In the 2000s, I worked in the same afterschool program as US champion Grefe. Before he began examining a student’s game, he’d ask: “Did you get all your pieces out?”. Then he’d walk through the game, and at the end, he’d say: “Next time, get all your pieces out.” In some instances, that was all he said.
As a teacher, I’ve listened to students explain their thousands of reasons for millions of moves, but the result hinged on tactical merit and mobilization of the pieces. If you take those two things, and combine them with some technical endgame knowledge, that’s where good players are coming from.
Until the student is tactically adept, my teacher recommends opening play that is scientifically flawed in material terms — that is, “bad” — with the intent of practicing tactics and piece mobilization to create favorable imbalances in non-material measures.
People freak out about being instructed to play “bad chess”; they forget that it’s not forever, merely long enough to command tactics and piece mobilization.

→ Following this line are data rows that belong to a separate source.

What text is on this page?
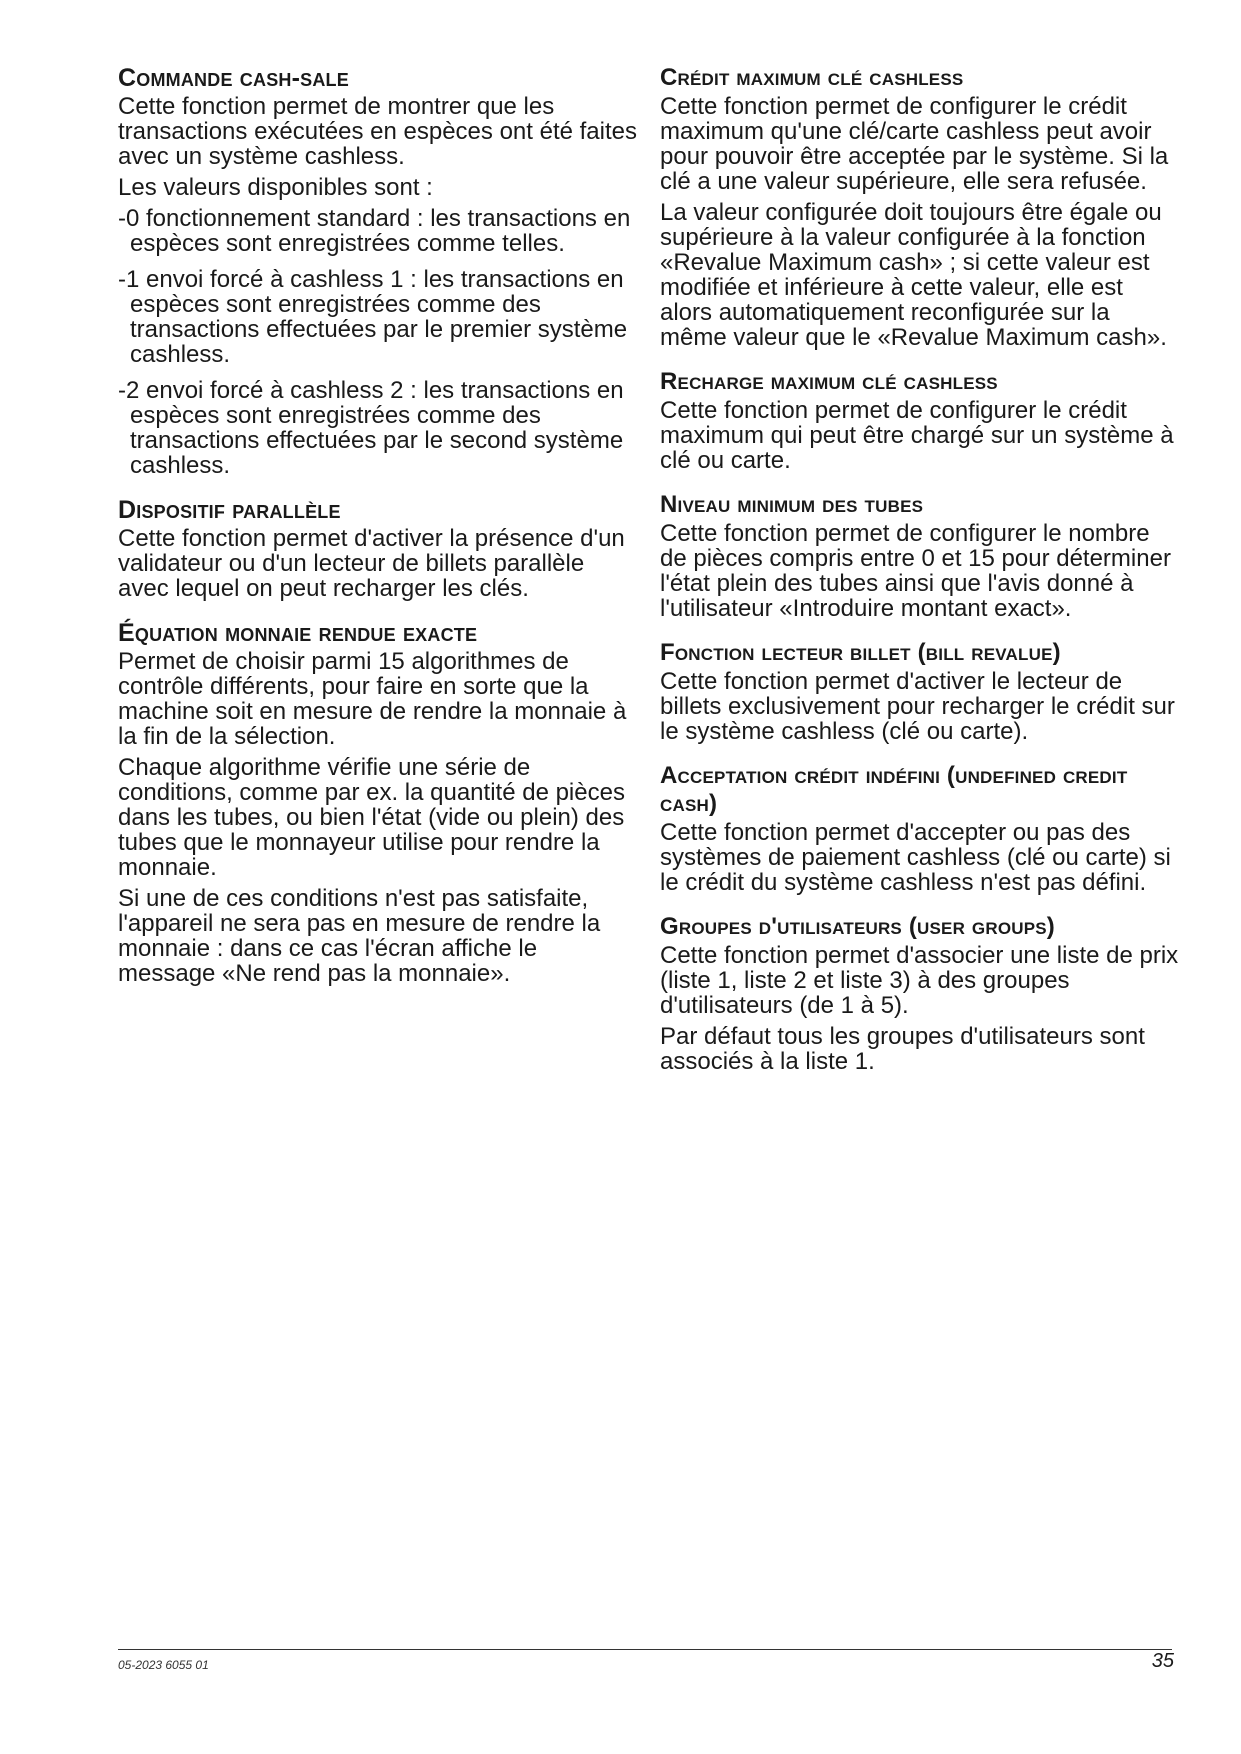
Commande cash-sale

Cette fonction permet de montrer que les transactions exécutées en espèces ont été faites avec un système cashless.

Les valeurs disponibles sont :

-0 fonctionnement standard : les transactions en espèces sont enregistrées comme telles.
-1 envoi forcé à cashless 1 : les transactions en espèces sont enregistrées comme des transactions effectuées par le premier système cashless.
-2 envoi forcé à cashless 2 : les transactions en espèces sont enregistrées comme des transactions effectuées par le second système cashless.
Dispositif parallèle

Cette fonction permet d'activer la présence d'un validateur ou d'un lecteur de billets parallèle avec lequel on peut recharger les clés.

Équation monnaie rendue exacte

Permet de choisir parmi 15 algorithmes de contrôle différents, pour faire en sorte que la machine soit en mesure de rendre la monnaie à la fin de la sélection.

Chaque algorithme vérifie une série de conditions, comme par ex. la quantité de pièces dans les tubes, ou bien l'état (vide ou plein) des tubes que le monnayeur utilise pour rendre la monnaie.

Si une de ces conditions n'est pas satisfaite, l'appareil ne sera pas en mesure de rendre la monnaie : dans ce cas l'écran affiche le message «Ne rend pas la monnaie».

Crédit maximum clé cashless

Cette fonction permet de configurer le crédit maximum qu'une clé/carte cashless peut avoir pour pouvoir être acceptée par le système. Si la clé a une valeur supérieure, elle sera refusée.

La valeur configurée doit toujours être égale ou supérieure à la valeur configurée à la fonction «Revalue Maximum cash» ; si cette valeur est modifiée et inférieure à cette valeur, elle est alors automatiquement reconfigurée sur la même valeur que le «Revalue Maximum cash».

Recharge maximum clé cashless

Cette fonction permet de configurer le crédit maximum qui peut être chargé sur un système à clé ou carte.

Niveau minimum des tubes

Cette fonction permet de configurer le nombre de pièces compris entre 0 et 15 pour déterminer l'état plein des tubes ainsi que l'avis donné à l'utilisateur «Introduire montant exact».

Fonction lecteur billet (bill revalue)

Cette fonction permet d'activer le lecteur de billets exclusivement pour recharger le crédit sur le système cashless (clé ou carte).

Acceptation crédit indéfini (undefined credit cash)

Cette fonction permet d'accepter ou pas des systèmes de paiement cashless (clé ou carte) si le crédit du système cashless n'est pas défini.

Groupes d'utilisateurs (user groups)

Cette fonction permet d'associer une liste de prix (liste 1, liste 2 et liste 3) à des groupes d'utilisateurs (de 1 à 5).

Par défaut tous les groupes d'utilisateurs sont associés à la liste 1.

05-2023 6055 01	35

These are some aspects of playing bad chess well:
Willingness to dig oneself into a hole in the opening, on purpose. Many players are hardwired against taking any chess risk at all; they won’t care for this book.
Tactical alertness, from move 2. After you’ve dug yourself a hole, it’s tactics that’ll get you out. Players who take early risks have to engage in early tactics; timid players won’t care for this book.
Knowledge of old games. Grandmaster Pal Benko said: “According to such great attacking players as Bronstein and Tal, most combinations are inspired by the player’s memories of earlier games.” The opening novelty that gave this book life was inspired by a Morphy game from 1857. Most players shun old games, mostly because they’re not new games, and those players won’t be crazy about this work, either.
Fondness for endgames. This is global advice: Whether you’re trying to play bad chess, good chess, red chess, or blue chess, you have to play endgames better than your opponents do. Most players find the study of endgame technique dull, but after it sinks in that a little bit of endgame knowledge goes a very long way, they’ll more than appreciate it.
Mindreading. That is, understanding how average players think, and allowing them to manifest their bad ideas. A most important book in our library is “Chess Master vs. Chess Amateur”, which shows how to recognize and defeat weak opposition. Studying games between masters doesn’t teach that skill, but people want to think that their opponents are masters, which makes winning a greater accomplishment, and losing more palatable.
Recognizing the unreality of unreal threats. Cecil Purdy said we cannot play passably well until we learn to recognize all the threatening moves on the board — all of ours, all of theirs — and to recognize the unreality of unreal threats.
Purdy was the best chess teacher ever, but he didn’t jive with American readers who couldn’t comprehend an Australian’s common sense language.
Simply put, if you judge that you won’t be hurt if your opponent carries out his “threat”, it frees you to do whatever you want. Grandmaster David Bronstein, whose love for the King’s Gambit is all over this book, said: “The most powerful weapon in chess is to have the next move.” Your opponent’s unreal threats give you that weapon.
US champion Shankland describes his thinking about unreal threats as: “What if I just let them do it?”. My teacher says: “When they make a threat, the first thing you’re looking for is a way to do nothing.” This is wholly contrary to the bad teachings of grim defense, recommended because that makes an impression of paying attention.
It’s never too early to teach the lesson of ‘doing nothing’.